夏休みの短縮はなぜ?

2009年8月20日 14時48分 | カテゴリー: 活動報告

練馬区立小中学校で一斉に実施される夏休み期間の短縮について

今年から夏休みの終わりが、8月31日から8月24日に変更されました。2年後に小学校、3年後に中学校で実施される新しい学習指導要領に対応するための、移行措置です。
教育基本法の改定や学力低下を心配する声を受けてつくられた新しい学習指導要領では、総合的な学習の時間を減らし、国語、算数など主要教科の時間を増やすことになっています。
練馬区の教育委員会では、2学期制の導入によって10時間程度の確保ができていると考え、①日数は現状のまま、1日の授業時間数を増やす ②土曜日を活用する ③長期休業日を短縮する 3つの案について検討しました。

平日の時間数が増えることは、児童・生徒にも教員にも負担が大きくなる。

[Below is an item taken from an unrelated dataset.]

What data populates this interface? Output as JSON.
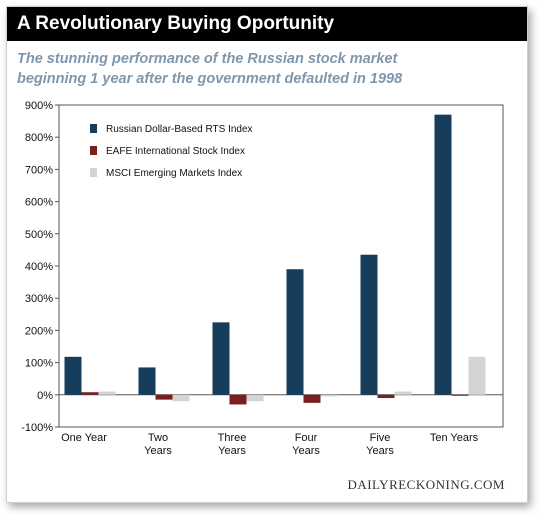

週5日制の流れに逆行するのはむずかしい。夏休みを7日間短縮して、土日を除く5日間の授業時間を確保するしかないとの結論になりました。2008年9月26日の教育委員会で、「練馬区立学校の管理運営に関する規則」の一部が改正され、正式に決定されました。校長会で意見を聞いたというものの、教員や保護者、当事者である子ども達の意向を聞くことなく、教育委員会内の議論で決まりました。文教委員会でも決定後の報告で、土曜日の活用はもっと検討できなかったのかといった意見がありましたが、事後報告であることを遺憾に思う声も聞かれました。

2学期制の導入によって、夏休みは学期を区切るものではなくなり、面談による指導や夏季補充教室などが行われています。短縮によって、教科指導の研究や行事の準備にあてる時間が削られることへの不安の声も先生方からは聞こえています。
夏休みは、学校を離れ、計画を立てて自立的に生活することや、日常ではできない体験をするためのものではなかったでしょうか。学力向上の声に押されて、なし崩し的に夏休みの意義は変わっています。子どもの育ちや学びについて、話しませんか。